Her teeth will be white and perfect and blinding when she smiles, and the surgically altered appearances of her nose and eyes make her beautiful. Her parents will be so proud of her, their lovely bookworm daughter who is destined for success. She will smell nothing like the gritty, ashy taste of cigarette smoke in the air.
The shriveled stick crumples easily under her sandals, and she smiles bitterly; only a depressed fool would find her life and death relatable to that of a cigarette.
////
“No. 284302, please.”
She gets up, hesitant and slow, but he beckons toward her impatiently, and she stumbles forward. He reads her name out loud and she nods, unsure for the first time in forever.
“Death by gun, eh? Well, at least you had guts,” the stranger says as he begins perusing through her papers. “Most others would’ve chosen pills in your situation.”
She opens her mouth to ask him – what is this place? why am I here? what does this mean? – “How do you know?”
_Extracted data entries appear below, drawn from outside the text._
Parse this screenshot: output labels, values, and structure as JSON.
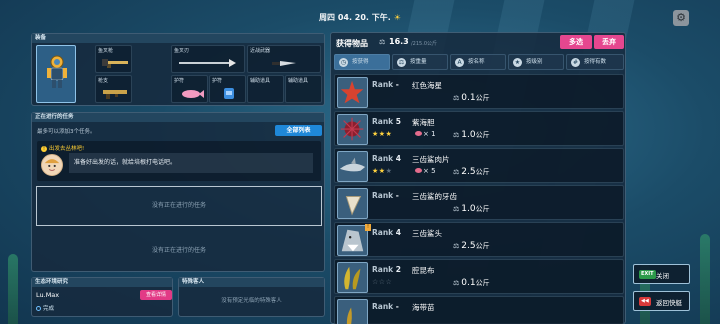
{
  "header": {
    "date": "周四 04. 20. 下午.",
    "time_icon": "sun-icon",
    "settings_icon": "gear-icon"
  },
  "equipment": {
    "title": "装备",
    "slots": [
      {
        "label": "鱼叉枪",
        "icon": "harpoon-gun-icon"
      },
      {
        "label": "鱼叉刃",
        "icon": "harpoon-tip-icon"
      },
      {
        "label": "近战武器",
        "icon": "knife-icon"
      },
      {
        "label": "枪支",
        "icon": "gun-icon"
      },
      {
        "label": "护符",
        "icon": "dolphin-charm-icon"
      },
      {
        "label": "护符",
        "icon": "backpack-charm-icon"
      },
      {
        "label": "辅助道具",
        "icon": ""
      },
      {
        "label": "辅助道具",
        "icon": ""
      }
    ]
  },
  "quests": {
    "title": "正在进行的任务",
    "subtitle": "最多可以添加3个任务。",
    "all_button": "全部列表",
    "notice_title": "出发去丛林吧!",
    "notice_text": "准备好出发的话，就给培根打电话吧。",
    "empty1": "没有正在进行的任务",
    "empty2": "没有正在进行的任务"
  },
  "eco": {
    "title": "生态环境研究",
    "name": "Lu.Max",
    "button": "查看详情",
    "status": "完成"
  },
  "customer": {
    "title": "特殊客人",
    "empty": "没有预定光临的特殊客人"
  },
  "inventory": {
    "title": "获得物品",
    "weight_current": "16.3",
    "weight_max": "/215.0公斤",
    "multi_select": "多选",
    "discard": "丢弃",
    "tabs": [
      "按获得",
      "按重量",
      "按名称",
      "按级别",
      "按得有数"
    ],
    "items": [
      {
        "rank": "-",
        "name": "红色海星",
        "stars": 0,
        "bait": "",
        "weight": "0.1",
        "unit": "公斤",
        "icon": "starfish-icon"
      },
      {
        "rank": "5",
        "name": "紫海胆",
        "stars": 3,
        "bait": "× 1",
        "weight": "1.0",
        "unit": "公斤",
        "icon": "sea-urchin-icon"
      },
      {
        "rank": "4",
        "name": "三齿鲨肉片",
        "stars": 2,
        "bait": "× 5",
        "weight": "2.5",
        "unit": "公斤",
        "icon": "shark-fillet-icon"
      },
      {
        "rank": "-",
        "name": "三齿鲨的牙齿",
        "stars": 0,
        "bait": "",
        "weight": "1.0",
        "unit": "公斤",
        "icon": "shark-tooth-icon"
      },
      {
        "rank": "4",
        "name": "三齿鲨头",
        "stars": 0,
        "bait": "",
        "weight": "2.5",
        "unit": "公斤",
        "icon": "shark-head-icon",
        "new": true
      },
      {
        "rank": "2",
        "name": "腔昆布",
        "stars": 0,
        "bait": "",
        "weight": "0.1",
        "unit": "公斤",
        "icon": "seaweed-icon"
      },
      {
        "rank": "-",
        "name": "海带苗",
        "stars": 0,
        "bait": "",
        "weight": "",
        "unit": "",
        "icon": "kelp-icon"
      }
    ],
    "rank_label": "Rank"
  },
  "side": {
    "exit_badge": "EXIT",
    "exit_label": "关闭",
    "back_badge": "◀◀",
    "back_label": "返回快艇"
  },
  "colors": {
    "accent_pink": "#e5478f",
    "accent_blue": "#1f88d8",
    "star": "#ffd23f"
  }
}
He looks at her with a look not far from pity. “I’m not human, therefore it took me a while to understand how your minds worked. But I’ve been here for centuries now and I’ve discovered that your kind is incessantly predictable.”
She frowns at him before she knows what she’s doing and he laughs a bit, amused. “I can see you’re not happy with my answer. But you’re the type that always searches to break out, right? Never satisfied with what you’re given?”
She considers his answer for a while, before, “I guess so.”
He smiles at her and she’s troubled by the sheer sincerity by it; he’s truly not human. “I hope you do well here, then. If any one type deserves a second chance, it’s your kind. Good luck.”